Four Forces Reshaping the PBM Landscape

  1. The rise of transparent, technology-powered PBM models
  2. The rapid growth of GLP-1 therapies and expanded indications
  3. The disruptive potential of biosimilars
  4. The financial balancing act of gene therapies

Transparency as the New Contract Mandate

Today, transparency demands proof. Contracts must go beyond promises to clearly state net costs while eliminating hidden spreads and rebate games. But a contract alone isn’t enough. Technology now enables near-real-time, claim-level visibility, giving employers and health plans insight into adjudication, price integrity, and network performance before they affect members.

Enforceable audit rights and automated triggers are becoming standard. This combination of data, accountability, and contractual rigor is building PBM partnerships grounded in verifiable results.

GLP-1 Therapies and the Coming Wave

Demand for GLP-1s is surging, and with new indications on the horizon, the financial stakes are rising fast. The sustainable path forward lies in outcomes-based management: data-driven eligibility, conditional coverage tied to clinical progress, and member coaching to support adherence.

Budget guardrails, such as stop-loss coverage and predictive utilization modeling, are essential to balance access with affordability and protect plan design from runaway costs.

Biosimilars: Adoption by Design

Specialty drugs remain the steepest part of the cost curve. Biosimilars offer clinically equivalent, lower-cost alternatives, but adoption doesn’t happen automatically. Plans must make biosimilars the default first-line option, reserve reference brands for documented medical necessity, and align reimbursement to avoid perverse incentives.

Speed matters. Rapid prior authorization, real-time reporting, and weekly adoption tracking by prescriber and site of care help eliminate bottlenecks. The ustekinumab drug class (Stelara and its biosimilars) represents a key test case. Plans that act decisively will capture significant savings; those clinging to rebate-driven models risk losing millions.
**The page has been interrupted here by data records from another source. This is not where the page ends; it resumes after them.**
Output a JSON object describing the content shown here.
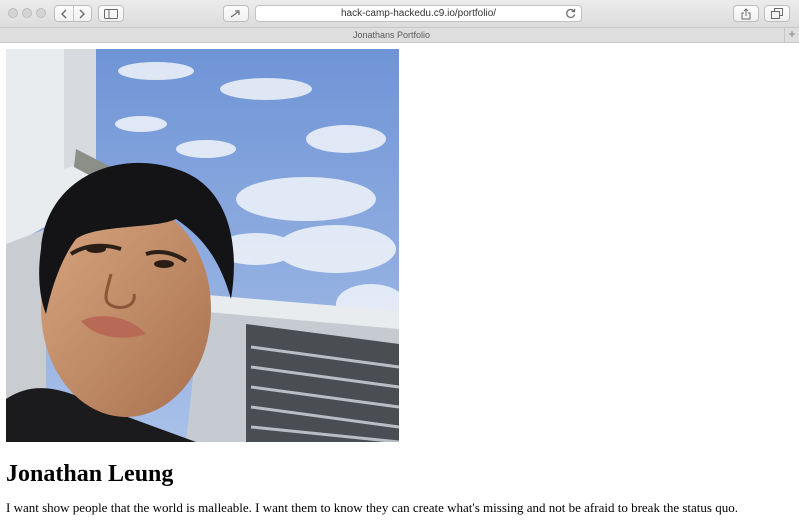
{
  "browser": {
    "url": "hack-camp-hackedu.c9.io/portfolio/",
    "tab_title": "Jonathans Portfolio",
    "new_tab_label": "+",
    "icons": {
      "close": "window-close-icon",
      "minimize": "window-minimize-icon",
      "zoom": "window-zoom-icon",
      "back": "chevron-left-icon",
      "forward": "chevron-right-icon",
      "sidebar": "sidebar-icon",
      "reader": "reader-icon",
      "reload": "reload-icon",
      "share": "share-icon",
      "tabs": "tabs-overview-icon"
    }
  },
  "page": {
    "name": "Jonathan Leung",
    "bio": "I want show people that the world is malleable. I want them to know they can create what's missing and not be afraid to break the status quo.",
    "photo": "profile-photo"
  },
  "colors": {
    "chrome": "#e4e4e4",
    "sky": "#7fa2dc",
    "page_bg": "#ffffff"
  }
}
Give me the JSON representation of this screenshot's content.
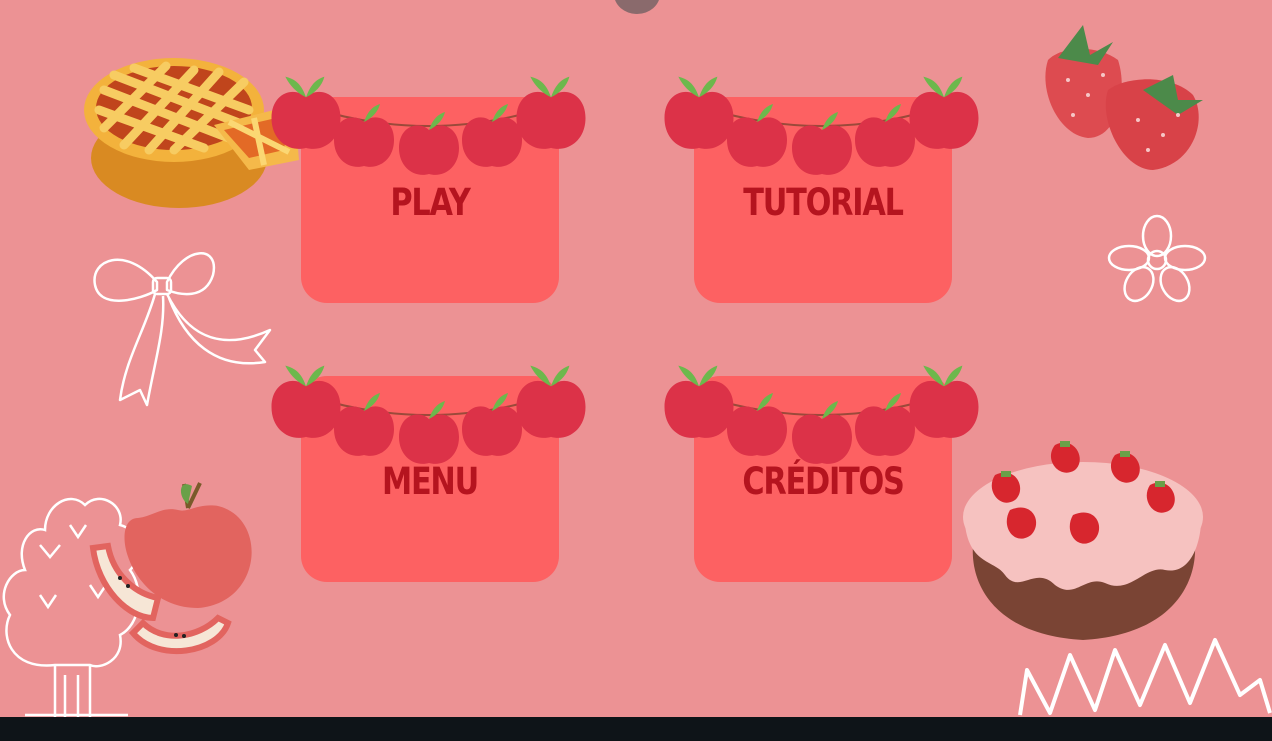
{
  "menu": {
    "buttons": [
      {
        "id": "play",
        "label": "PLAY"
      },
      {
        "id": "tutorial",
        "label": "TUTORIAL"
      },
      {
        "id": "menu",
        "label": "MENU"
      },
      {
        "id": "creditos",
        "label": "CRÉDITOS"
      }
    ]
  },
  "colors": {
    "background": "#ec9294",
    "card": "#fd6162",
    "label": "#b5141f",
    "apple": "#dc3248",
    "leaf": "#6cb84c",
    "bottom_bar": "#0e1418"
  },
  "decorations": [
    "apple-pie-icon",
    "strawberries-icon",
    "ribbon-bow-icon",
    "flower-icon",
    "apple-tree-icon",
    "apple-icon",
    "strawberry-cake-icon",
    "scribble-icon",
    "apple-garland-icon"
  ]
}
Gene Therapies and the High-Stakes Equation

A single infusion can transform a life, but its multimillion-dollar upfront cost doesn’t fit traditional one-year budget cycles. Gene therapies should be treated as long-term health investments, not short-term expenses. Employers and PBMs are experimenting with annuity-style payments, outcome-based contracts, and performance warranties tied to clinical milestones.

The ability to deliver these breakthroughs depends on operational readiness — centers of excellence, pre-negotiated agreements, and financing models that balance patient access with fiscal sustainability.

The Path Forward

Transparency, performance, and foresight are no longer optional — they form the foundation of modern pharmacy benefit strategy. Success now depends on ironclad net-cost contracts backed by daily data, GLP-1 coverage conditioned on outcomes, biosimilars as the default standard, and gene therapies financed as long-term investments.

The good news: none of this requires heroics. It requires discipline, visibility, and the will to solve small problems before they become large ones. For those who act decisively, this moment represents more than a challenge — it’s an opportunity to reset the rules of pharmacy benefits for employers, patients, and the healthcare system as a whole.